Saturday, April 16, 2016

COST ELN STSM on multi-word production (3): A first look at the data

For keystroke-logging the writing sessions in our experiment, we use Inputlog. It's developed at the University of Antwerp and free to use for everybody. On the Inputlog website you also find information on how to use it and on how it has been used in other studies.

In the record tab, you enter the information on the participant and the writing session and press "Record". MS Word opens automatically with a fresh new document. The Inputlog window goes to the background and doesn't disturb your writing. When you finish your writing, you bring the Inputlog window back to the front, press the "Stop recording" button and you're done. Inputlog switches to the Analyze tab and lets you select analyzing scripts which you can also modify.

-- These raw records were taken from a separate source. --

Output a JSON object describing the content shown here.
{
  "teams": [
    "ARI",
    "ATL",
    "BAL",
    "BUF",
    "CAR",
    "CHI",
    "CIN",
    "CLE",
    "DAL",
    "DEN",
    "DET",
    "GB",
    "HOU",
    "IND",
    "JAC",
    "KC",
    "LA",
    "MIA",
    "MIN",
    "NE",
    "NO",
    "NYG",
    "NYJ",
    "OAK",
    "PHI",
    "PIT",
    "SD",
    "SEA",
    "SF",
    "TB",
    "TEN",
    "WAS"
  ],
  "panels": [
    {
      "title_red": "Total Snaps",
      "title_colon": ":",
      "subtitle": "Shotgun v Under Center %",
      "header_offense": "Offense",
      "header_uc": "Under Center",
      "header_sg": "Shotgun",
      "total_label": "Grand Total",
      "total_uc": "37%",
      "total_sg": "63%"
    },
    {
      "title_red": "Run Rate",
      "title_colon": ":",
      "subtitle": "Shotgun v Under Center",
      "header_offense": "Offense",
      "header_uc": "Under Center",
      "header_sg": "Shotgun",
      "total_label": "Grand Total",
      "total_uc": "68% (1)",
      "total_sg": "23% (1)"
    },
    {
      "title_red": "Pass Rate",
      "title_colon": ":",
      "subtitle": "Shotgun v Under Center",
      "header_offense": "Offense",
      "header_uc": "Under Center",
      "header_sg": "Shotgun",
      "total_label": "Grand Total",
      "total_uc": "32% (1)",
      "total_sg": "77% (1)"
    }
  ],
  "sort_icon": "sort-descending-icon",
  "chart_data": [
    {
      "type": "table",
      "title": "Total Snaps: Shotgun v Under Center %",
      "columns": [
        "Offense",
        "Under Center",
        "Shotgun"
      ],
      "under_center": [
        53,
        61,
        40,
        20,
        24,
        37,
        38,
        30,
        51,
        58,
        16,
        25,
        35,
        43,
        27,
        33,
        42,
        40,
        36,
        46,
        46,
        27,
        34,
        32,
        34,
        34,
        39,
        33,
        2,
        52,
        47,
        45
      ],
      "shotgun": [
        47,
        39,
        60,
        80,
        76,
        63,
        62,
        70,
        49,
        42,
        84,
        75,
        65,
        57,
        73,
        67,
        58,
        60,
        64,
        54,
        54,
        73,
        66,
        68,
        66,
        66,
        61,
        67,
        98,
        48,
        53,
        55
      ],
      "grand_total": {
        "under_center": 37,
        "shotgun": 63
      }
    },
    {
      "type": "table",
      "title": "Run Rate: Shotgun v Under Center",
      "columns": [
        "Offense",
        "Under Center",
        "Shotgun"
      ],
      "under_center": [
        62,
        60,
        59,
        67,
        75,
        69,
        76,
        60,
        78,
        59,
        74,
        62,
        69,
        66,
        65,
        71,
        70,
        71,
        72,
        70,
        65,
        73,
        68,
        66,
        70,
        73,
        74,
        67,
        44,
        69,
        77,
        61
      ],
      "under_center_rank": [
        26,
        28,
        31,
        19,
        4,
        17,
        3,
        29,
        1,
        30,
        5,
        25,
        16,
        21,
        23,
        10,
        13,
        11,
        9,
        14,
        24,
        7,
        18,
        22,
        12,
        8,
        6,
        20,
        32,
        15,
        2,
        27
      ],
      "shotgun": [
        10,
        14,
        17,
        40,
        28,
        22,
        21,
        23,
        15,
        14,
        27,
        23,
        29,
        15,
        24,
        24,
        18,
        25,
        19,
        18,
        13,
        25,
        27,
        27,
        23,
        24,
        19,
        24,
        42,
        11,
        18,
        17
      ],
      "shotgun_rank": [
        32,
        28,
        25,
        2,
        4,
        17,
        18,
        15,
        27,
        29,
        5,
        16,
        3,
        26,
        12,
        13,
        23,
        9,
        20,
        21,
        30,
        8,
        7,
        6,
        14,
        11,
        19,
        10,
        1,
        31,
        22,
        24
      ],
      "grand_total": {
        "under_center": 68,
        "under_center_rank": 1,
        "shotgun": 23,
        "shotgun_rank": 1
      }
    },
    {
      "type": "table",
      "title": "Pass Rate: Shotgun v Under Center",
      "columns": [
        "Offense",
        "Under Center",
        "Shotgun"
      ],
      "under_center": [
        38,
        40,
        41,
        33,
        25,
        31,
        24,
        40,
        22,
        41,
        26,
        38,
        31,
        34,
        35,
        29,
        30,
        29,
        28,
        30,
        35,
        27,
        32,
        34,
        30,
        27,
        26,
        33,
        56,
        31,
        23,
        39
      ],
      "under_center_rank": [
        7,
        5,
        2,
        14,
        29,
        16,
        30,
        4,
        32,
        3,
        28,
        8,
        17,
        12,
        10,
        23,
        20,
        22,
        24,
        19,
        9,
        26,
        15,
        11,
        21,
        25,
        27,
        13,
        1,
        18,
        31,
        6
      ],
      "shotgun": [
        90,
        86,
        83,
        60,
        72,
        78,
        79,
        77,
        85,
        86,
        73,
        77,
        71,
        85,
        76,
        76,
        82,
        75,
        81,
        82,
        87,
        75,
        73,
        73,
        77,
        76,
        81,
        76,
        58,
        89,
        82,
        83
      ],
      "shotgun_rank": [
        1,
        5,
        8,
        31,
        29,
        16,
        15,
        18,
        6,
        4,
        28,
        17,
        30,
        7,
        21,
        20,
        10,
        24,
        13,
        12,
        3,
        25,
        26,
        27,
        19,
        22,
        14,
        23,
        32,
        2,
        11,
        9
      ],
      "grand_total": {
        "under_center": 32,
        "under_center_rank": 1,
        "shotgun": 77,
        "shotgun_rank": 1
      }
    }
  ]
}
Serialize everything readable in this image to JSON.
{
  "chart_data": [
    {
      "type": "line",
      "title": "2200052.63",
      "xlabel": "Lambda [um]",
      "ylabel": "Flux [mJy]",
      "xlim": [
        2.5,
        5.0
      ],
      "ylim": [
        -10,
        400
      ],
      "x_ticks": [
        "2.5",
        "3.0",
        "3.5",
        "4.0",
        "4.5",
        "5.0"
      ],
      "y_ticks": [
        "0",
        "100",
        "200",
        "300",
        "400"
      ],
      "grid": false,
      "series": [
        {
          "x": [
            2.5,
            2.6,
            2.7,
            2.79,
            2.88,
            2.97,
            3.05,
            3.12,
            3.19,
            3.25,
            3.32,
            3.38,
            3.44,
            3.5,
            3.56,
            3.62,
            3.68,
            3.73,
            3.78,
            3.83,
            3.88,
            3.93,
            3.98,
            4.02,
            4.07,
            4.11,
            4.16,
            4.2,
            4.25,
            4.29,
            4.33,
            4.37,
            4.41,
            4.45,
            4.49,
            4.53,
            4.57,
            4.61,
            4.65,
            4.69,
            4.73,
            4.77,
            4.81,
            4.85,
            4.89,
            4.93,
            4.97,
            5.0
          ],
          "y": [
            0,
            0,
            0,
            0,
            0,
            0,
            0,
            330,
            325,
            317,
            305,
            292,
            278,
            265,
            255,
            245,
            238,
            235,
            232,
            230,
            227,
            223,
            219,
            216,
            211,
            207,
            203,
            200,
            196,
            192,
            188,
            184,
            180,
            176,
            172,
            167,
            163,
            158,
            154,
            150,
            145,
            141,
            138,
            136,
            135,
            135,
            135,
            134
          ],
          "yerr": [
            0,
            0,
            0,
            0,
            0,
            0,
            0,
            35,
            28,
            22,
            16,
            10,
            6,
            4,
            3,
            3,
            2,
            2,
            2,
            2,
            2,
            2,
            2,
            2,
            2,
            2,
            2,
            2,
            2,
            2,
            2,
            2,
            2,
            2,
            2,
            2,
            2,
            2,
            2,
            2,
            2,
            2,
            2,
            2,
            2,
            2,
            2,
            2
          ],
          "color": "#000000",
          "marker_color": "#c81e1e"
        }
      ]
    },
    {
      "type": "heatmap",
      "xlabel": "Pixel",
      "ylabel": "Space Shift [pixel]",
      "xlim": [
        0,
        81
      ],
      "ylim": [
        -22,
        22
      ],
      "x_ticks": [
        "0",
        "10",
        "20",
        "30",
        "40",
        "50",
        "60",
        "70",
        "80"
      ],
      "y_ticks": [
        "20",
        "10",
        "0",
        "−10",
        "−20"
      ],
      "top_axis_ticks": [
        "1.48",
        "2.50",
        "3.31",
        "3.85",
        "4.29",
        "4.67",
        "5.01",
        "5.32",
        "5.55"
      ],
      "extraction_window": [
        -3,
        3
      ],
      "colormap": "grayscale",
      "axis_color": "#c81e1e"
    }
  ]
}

Of course, you could run your own scripts on the recorded file. All keystrokes are stored in an idfx file, which is an XML file containing the participants information as meta data and all information on keys pressed and mouse movements as events. You could load it into an XML Database like BaseX and run XQuery scripts.

So, everything looks as ready for processing. But it's better to look more closely at your data first. The main issue when dealing with non-English language data is always encoding. The snippet shown above actually has Greek letters and it is encoded in UTF-8 (Emacs makes this information explicit at the bottom). Students wrote texts in Greek, all final texts also show Greek letters. So everything should be fine, shouldn't it?

Actually, the information in the idfx file is not taken from MS Word, but directly from the keyboard. So no matter what your setting in MS Word is, the setting for the keyboard in Windows is relevant. And we discovered that for some sessions, this was set to English and not to Greek. Which means that the information in the idfx file are actually ASCII keys pressed -- because of the setting in MS Word, this information is converted into the corresponding Greek characters and the characters in MS Word appear as Greek characters.

The question is: Does this affect the analysis? We could simply replace the English letter with the corresponding Greek letter. There are conversion tables available and even the keyboards are labeled accordingly, so this should be easy. But then, Greek has accented vowels which are not characters of its own, but are constructed similar as you would write them by hand: You put an accent on the vowel. Which means you press the key for the tonos (the key right to P (which would be the "ΓΌ" on a German keyboard and the ";" on a US-English keyboard)) and then the vowel. The result is a vowel with tonos, one character only although we pressed two keys. And that's how it is recorded when the keyboard is set to Greek.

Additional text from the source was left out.